Etwa in diesem Sinn versteht auch die deutschsprachige Denkmalpflege den
Prozess der Denkmalwertbestimmung; und so hat er auch in die
Denkmalschutzgesetzgebung und die zugehörige Judikatur Einzug gefunden: „Die geschichtliche, künstlerische oder
kulturelle Bedeutung eines
Gegenstandes ist eine Tatsache, die
idR durch einen Sachverständigenbeweis
zu ermitteln ist.“ (Bazil et al. 2015, 22). „Für die Feststellung der geschichtlichen, künstlerischen oder
sonstigen kulturellen Bedeutung ist va die in der Fachwelt vorherrschende Meinung ausschlaggebend. Sie ist insbesondere durch
Bedachtnahme auf den Wissens- und Erkenntnisstand sachverständiger Kreise zu ermitteln“ (Bazil et al. 2015,
22-23). „Der Sachverständige hat die Tatsachen zu erheben (Befund) und aus
diesen Tatsachen auf Grund besonderer Fachkunde tatsächliche Schlussfolgerungen
zu ziehen (Gutachten)“ (Bazil et al. 2015, 23).

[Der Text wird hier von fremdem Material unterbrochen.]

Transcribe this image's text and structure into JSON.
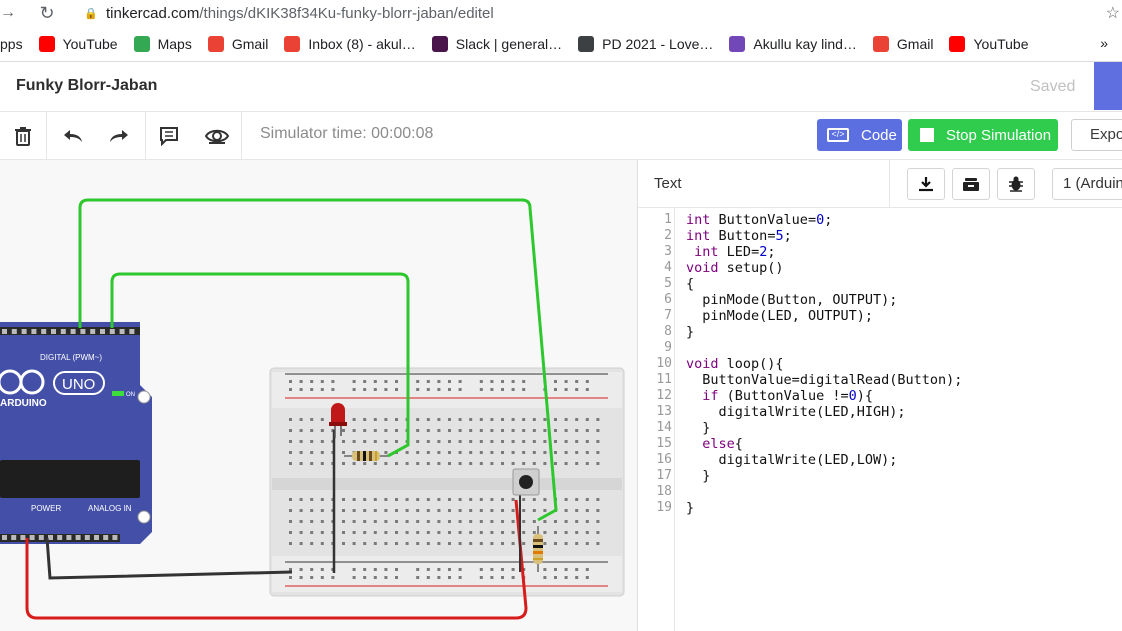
{
  "browser": {
    "url_host": "tinkercad.com",
    "url_path": "/things/dKIK38f34Ku-funky-blorr-jaban/editel"
  },
  "bookmarks": [
    {
      "label": "pps",
      "icon": "apps-icon",
      "color": "#1a73e8"
    },
    {
      "label": "YouTube",
      "icon": "youtube-icon",
      "color": "#ff0000"
    },
    {
      "label": "Maps",
      "icon": "maps-icon",
      "color": "#34a853"
    },
    {
      "label": "Gmail",
      "icon": "gmail-icon",
      "color": "#ea4335"
    },
    {
      "label": "Inbox (8) - akul…",
      "icon": "gmail-icon",
      "color": "#ea4335"
    },
    {
      "label": "Slack | general…",
      "icon": "slack-icon",
      "color": "#4a154b"
    },
    {
      "label": "PD 2021 - Love…",
      "icon": "photo-icon",
      "color": "#3c4043"
    },
    {
      "label": "Akullu kay lind…",
      "icon": "forms-icon",
      "color": "#7248b9"
    },
    {
      "label": "Gmail",
      "icon": "gmail-icon",
      "color": "#ea4335"
    },
    {
      "label": "YouTube",
      "icon": "youtube-icon",
      "color": "#ff0000"
    }
  ],
  "bookmarks_more": "»",
  "title": {
    "project_name": "Funky Blorr-Jaban",
    "status": "Saved"
  },
  "toolbar": {
    "sim_time": "Simulator time: 00:00:08",
    "code_label": "Code",
    "stop_label": "Stop Simulation",
    "export_label": "Expo"
  },
  "panel": {
    "mode": "Text",
    "device_select": "1 (Arduin"
  },
  "board": {
    "digital_label": "DIGITAL (PWM~)",
    "brand": "ARDUINO",
    "model": "UNO",
    "on_label": "ON",
    "power_label": "POWER",
    "analog_label": "ANALOG IN"
  },
  "code_lines": [
    "int ButtonValue=0;",
    "int Button=5;",
    " int LED=2;",
    "void setup()",
    "{",
    "  pinMode(Button, OUTPUT);",
    "  pinMode(LED, OUTPUT);",
    "}",
    "",
    "void loop(){",
    "  ButtonValue=digitalRead(Button);",
    "  if (ButtonValue !=0){",
    "    digitalWrite(LED,HIGH);",
    "  }",
    "  else{",
    "    digitalWrite(LED,LOW);",
    "  }",
    "",
    "}"
  ],
  "colors": {
    "accent": "#5b6fe0",
    "stop_green": "#2fcc4e",
    "arduino_blue": "#4450a8",
    "wire_green": "#2ec82e",
    "wire_red": "#d81b1b",
    "wire_black": "#333333"
  }
}
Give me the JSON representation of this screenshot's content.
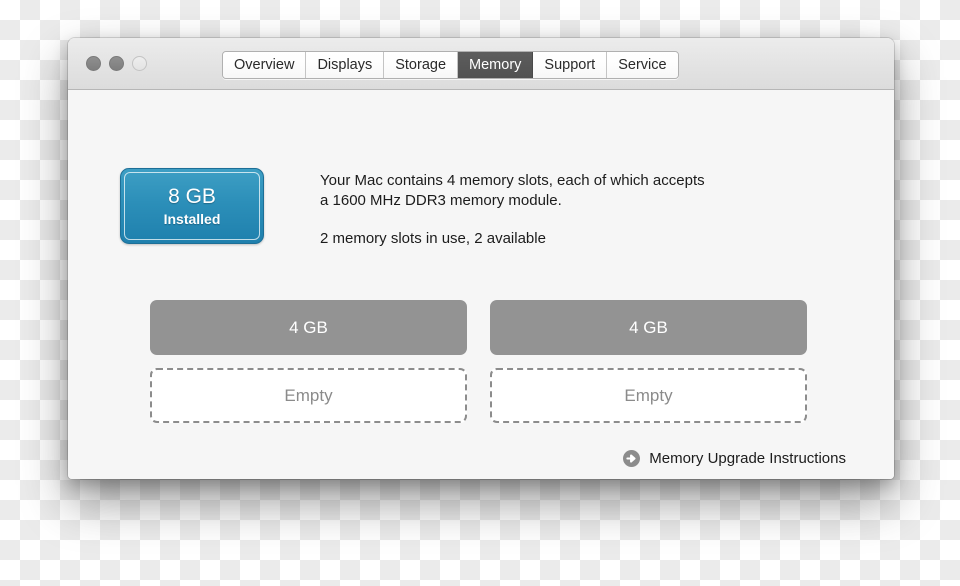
{
  "window": {
    "traffic_lights": [
      {
        "name": "close",
        "state": "inactive"
      },
      {
        "name": "minimize",
        "state": "inactive"
      },
      {
        "name": "zoom",
        "state": "inactive"
      }
    ]
  },
  "tabs": [
    {
      "label": "Overview",
      "selected": false
    },
    {
      "label": "Displays",
      "selected": false
    },
    {
      "label": "Storage",
      "selected": false
    },
    {
      "label": "Memory",
      "selected": true
    },
    {
      "label": "Support",
      "selected": false
    },
    {
      "label": "Service",
      "selected": false
    }
  ],
  "badge": {
    "size": "8 GB",
    "state": "Installed",
    "accent_color": "#2c8fb9"
  },
  "description": {
    "line1": "Your Mac contains 4 memory slots, each of which accepts",
    "line2": "a 1600 MHz DDR3 memory module.",
    "summary": "2 memory slots in use, 2 available"
  },
  "slots": [
    {
      "label": "4 GB",
      "status": "used"
    },
    {
      "label": "4 GB",
      "status": "used"
    },
    {
      "label": "Empty",
      "status": "empty"
    },
    {
      "label": "Empty",
      "status": "empty"
    }
  ],
  "footer": {
    "icon": "arrow-right-circle-icon",
    "link_label": "Memory Upgrade Instructions"
  }
}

Für den Großteil der Denkmalpflege, insbesondere die Kunst- und
Baudenkmalpflege, erscheint das auch sinnvoll und ist sicher auch von Riegl –
auf den ja letztendlich der Vorschlag für ein österreichisches
Denkmalschutzgesetz (DMSG) zurückgeht, der schließlich in weitgehend
unveränderter Form 1923 als ebensolches erlassen wurde – als sinnvoll erachtet
worden. Riegl war ja seinerseits eigentlich Kunsthistoriker und – auch wenn er
durchaus auch ein Interesse an archäologischen Kunstdenkmalen hatte – mit
archäologischem Denkmalschutz und Denkmalpflege bestenfalls randlich befasst.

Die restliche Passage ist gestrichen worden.